Wie macht ihr sowas???
Danke und Gruß
Erddrache


----------



## foobar (19. Jul 2006)

So wie immer: Datenhaltung, Geschäftslogik und Darstellung(in diesem Fall das Applett) voneinander trennen. Die Geschäftslogik stellt dann remote Methoden zur Verfügung um bestimmte Aktionen auszuführen. Wie man das genau löst ist aber eine Wissenschaft für sich, da es sehr viele APIs in diesem Bereich gibt.


----------



## bronks (19. Jul 2006)

Erddrache hat gesagt.:
			
		

> ... auf dem localhost sonder beim Provider aufm Server liegt ... Problem??? Geht das dann überhaupt mit nem Applet noch - weil ich das ja egal wie vorher runter lade bzw dies der Browser macht...
> Wie macht ihr sowas???...


Die simpleste Antwort wäre: Statt localhost die Adresse des Providers eingeben. Mit 99,9999%iger Sicherheit wird das nicht funktionieren, denn sowas kann man im sicheren Intranet machen, aber es gibt keine Provider, der die Datenbank nach außen aufmacht.


----------



## Erddrache (19. Jul 2006)

OK, sagen wir, ich hätte sowas wie MVC berücksichtigt - sprich, das Applet ist meine View-Ebene - wie mach ich das dann trotzdem??? Mit deinen Worten, wie realisiere ich die Geschäftslogik, wenn sie doch im Applet enthalten ist...
N paar Stichwörter oder so, daß ich weiß, nach was ich suchen muß...


----------



## foobar (19. Jul 2006)

> aber es gibt keine Provider, der die Datenbank nach außen aufmacht.

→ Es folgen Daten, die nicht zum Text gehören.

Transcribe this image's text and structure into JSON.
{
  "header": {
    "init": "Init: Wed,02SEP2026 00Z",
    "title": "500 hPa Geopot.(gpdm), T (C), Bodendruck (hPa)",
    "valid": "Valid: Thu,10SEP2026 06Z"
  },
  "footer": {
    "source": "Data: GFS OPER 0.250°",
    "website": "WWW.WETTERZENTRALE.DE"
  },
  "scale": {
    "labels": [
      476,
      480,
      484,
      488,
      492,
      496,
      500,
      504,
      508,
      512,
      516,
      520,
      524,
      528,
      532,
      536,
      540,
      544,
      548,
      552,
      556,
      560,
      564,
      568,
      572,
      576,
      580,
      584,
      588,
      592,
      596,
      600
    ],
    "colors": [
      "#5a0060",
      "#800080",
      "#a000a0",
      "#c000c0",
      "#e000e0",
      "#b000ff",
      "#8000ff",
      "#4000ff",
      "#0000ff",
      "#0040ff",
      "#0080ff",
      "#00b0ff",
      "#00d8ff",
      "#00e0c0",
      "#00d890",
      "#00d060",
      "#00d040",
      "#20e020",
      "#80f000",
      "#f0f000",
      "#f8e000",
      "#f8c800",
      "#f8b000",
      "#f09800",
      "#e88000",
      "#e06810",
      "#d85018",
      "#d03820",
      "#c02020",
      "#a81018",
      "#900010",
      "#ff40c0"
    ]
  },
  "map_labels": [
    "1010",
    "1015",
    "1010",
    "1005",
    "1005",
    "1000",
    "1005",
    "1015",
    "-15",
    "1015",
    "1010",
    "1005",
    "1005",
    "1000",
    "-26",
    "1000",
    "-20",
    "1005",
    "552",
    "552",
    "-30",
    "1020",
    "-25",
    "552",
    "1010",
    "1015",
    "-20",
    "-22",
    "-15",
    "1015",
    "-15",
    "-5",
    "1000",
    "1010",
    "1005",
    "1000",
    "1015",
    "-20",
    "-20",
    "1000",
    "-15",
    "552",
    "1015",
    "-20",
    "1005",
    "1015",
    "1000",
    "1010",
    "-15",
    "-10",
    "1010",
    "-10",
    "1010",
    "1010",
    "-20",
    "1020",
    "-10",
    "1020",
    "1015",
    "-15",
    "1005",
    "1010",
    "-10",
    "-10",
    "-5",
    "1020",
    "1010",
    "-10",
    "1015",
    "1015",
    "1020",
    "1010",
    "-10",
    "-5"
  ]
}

Und das ist auch gut so. Schon schlimm genug, daß alles vollgespamt wird, da können wir auf unsichere DB-Verbindungen übers Inet gerne verzichten.


----------



## SamHotte (19. Jul 2006)

Du kannst bspw. die Geschäftslogik und die Datenbankzugriffe als Serverprogramm bauen, das auf der gleichen Maschine liegt wie die Datenbank, und dann vom Applet via RMI auf das Serverprogramm zugreifen.


----------



## foobar (19. Jul 2006)

> Mit deinen Worten, wie realisiere ich die Geschäftslogik, wenn sie doch im Applet enthalten ist...
> N paar Stichwörter oder so, daß ich weiß, nach was ich suchen muß...


Da gibt es sehr viele Möglichkeiten. Such mal nach RMI, SOAP, XML-RPC, Sockets, J2EE, Spring Framework und Axis.


----------